Background information
- Born: Roberta Evelyn Martin February 12, 1907 Helena, Arkansas, U.S.
- Died: January 18, 1969 (aged 61) Mercy Hospital, Chicago, Illinois, U.S.
- Genres: Gospel music
- Occupations: Vocalist, composer
- Instrument: Piano
- Years active: 1930s–1969
- Labels: Apollo, Savoy
- Formerly of: The Roberta Martin Singers

= Roberta Martin =

American gospel musician and choral organizer (1907–1969)

Roberta Evelyn Martin (February 12, 1907 – January 18, 1969) was an American gospel composer, singer, pianist, arranger and choral organizer, helped launch the careers of many other gospel artists through her group, The Roberta Martin Singers.

==Early years==

Born in Helena, Arkansas, on February 12, 1907, Martin moved to Chicago with her family in 1917, where she studied piano. Although a high school teacher inspired her to dream of becoming a concert pianist, her future course was changed after accompanying the Young People's Choir at Ebenezer Baptist Church. She came into contact with Thomas A. Dorsey, known as the Father of Gospel Music, through her work as the pianist for the youth choir. With Dorsey's help, she and Theodore Frye organized the Martin-Frye Quartet, a youth group consisting of Eugene Smith, Norsalus McKissick, Robert Anderson, James Lawrence, Willie Webb and Romance Watson, in 1933. Martin renamed the group the Roberta Martin Singers in 1936 and added Bessie Folk, Myrtle Scott and Delois Barrett Campbell to the group in the 1940s. The group set the standard for the gospel choir and mixed group, and had an extremely successful recording career, featuring such hits as "Only A Look," and "Grace."

Most of these songs were published by Roberta Martin Studio of Music, a publishing house in Chicago that she incorporated in 1939, and would eventually publish outstanding compositions by gospel artists ranging from Professor Alex Bradford to James Cleveland. Her first composition, "Try Jesus, He Satisfies," was an immediate hit in 1943.

==Musical career==

The theme song of the Roberta Martin Singers is "Only A Look." It was always sung at the opening of their concerts, at their annual Anniversary Program in Chicago, and was recorded on the Apollo label with Bessie Folk with Delois Barrett as lead soloists and later on the Savoy label with Delois Barrett as lead vocalist.

Martin complemented her group's performance with her piano accompaniment, which often dictated the rhythm and pace of the song or commented on it by responding to or accenting a singer's performance. Martin's piano style reflected the influence of Holiness artists such as Arizona Dranes and her classical training.

The other musical signature of the Roberta Martin Singers was the accompaniment of "Little" Lucy Smith on the Hammond organ. Her droning introductory chord and unique "passes" using the bass pedals set the tone for a meditative experience and became a recognized trademark of a "Roberta Martin gospel song".

Martin briefly retired from music in the 1960s due in part to her battle with cancer, but came back to record her final album Praise God (from whom all blessings flow), and her vocal recording, "I Have Hope", which was written by her friend Jessie Jimerson ( Jessie Jimerson-Phillips).

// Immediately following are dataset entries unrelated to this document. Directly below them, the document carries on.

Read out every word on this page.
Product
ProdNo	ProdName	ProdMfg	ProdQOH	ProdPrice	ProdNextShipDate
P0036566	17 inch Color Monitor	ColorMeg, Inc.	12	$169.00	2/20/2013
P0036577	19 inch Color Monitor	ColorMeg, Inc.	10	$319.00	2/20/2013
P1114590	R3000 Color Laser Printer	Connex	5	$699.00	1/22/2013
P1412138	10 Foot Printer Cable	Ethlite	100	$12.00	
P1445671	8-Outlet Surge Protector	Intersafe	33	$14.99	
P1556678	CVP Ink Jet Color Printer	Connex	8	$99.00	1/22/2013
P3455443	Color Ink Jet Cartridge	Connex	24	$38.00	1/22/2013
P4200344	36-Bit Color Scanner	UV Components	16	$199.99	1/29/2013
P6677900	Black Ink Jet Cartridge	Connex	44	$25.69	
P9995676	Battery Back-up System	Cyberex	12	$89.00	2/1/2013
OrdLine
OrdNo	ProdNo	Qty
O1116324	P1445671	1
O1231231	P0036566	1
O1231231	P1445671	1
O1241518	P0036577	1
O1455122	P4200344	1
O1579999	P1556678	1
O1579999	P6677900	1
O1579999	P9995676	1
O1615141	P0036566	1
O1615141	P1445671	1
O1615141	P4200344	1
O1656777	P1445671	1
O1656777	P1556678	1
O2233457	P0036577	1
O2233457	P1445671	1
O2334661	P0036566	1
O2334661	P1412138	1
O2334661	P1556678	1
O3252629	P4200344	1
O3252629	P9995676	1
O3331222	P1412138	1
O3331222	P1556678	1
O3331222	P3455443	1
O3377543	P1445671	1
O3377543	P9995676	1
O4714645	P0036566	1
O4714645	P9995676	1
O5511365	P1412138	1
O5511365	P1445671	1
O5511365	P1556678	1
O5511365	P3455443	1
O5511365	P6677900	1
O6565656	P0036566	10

Her group disbanded upon her death in 1969, but the surviving members continued to perform as a group in reunion concerts into the 21st century. Many of the members later had solo careers, such as Delois Barrett and Gloria Griffin, who was the composer of the classic gospel song "God Specializes", made famous by the Roberta Martin Singers in concerts and recordings.

==Death and legacy==

Roberta Martin died of cancer on January 18, 1969, at the age of 61, at Mercy Hospital, Chicago. Her funeral attracted over 50,000 mourners.

During her lifetime, she had composed about seventy songs, arranged and published 280 gospel songs, and reached and inspired thousands of listeners selling sheet music. Her compositions include "He Knows Just How Much We Can Bear," and "God Is Still on the Throne" (1959), "Let It Be" (1950), and "Just Jesus and Me" (1966). Martin earned six Gold records.

The Roberta Martin Singers sang at Gian-Carlo Menotti's Spoleto Festival of Two Worlds in Spoleto, Italy, in 1963. She helped develop a distinctive gospel-piano style which had a special sound that integrated, for the first time, men and women into the gospel chorus during the mid-1940s.

On July 15, 1998, the United States Postal Service issued a 32 cent commemorative stamp honoring Martin's influence. The stamp was one of four honoring gospel women. The other women honored were Mahalia Jackson, Clara Ward, and Sister Rosetta Tharpe.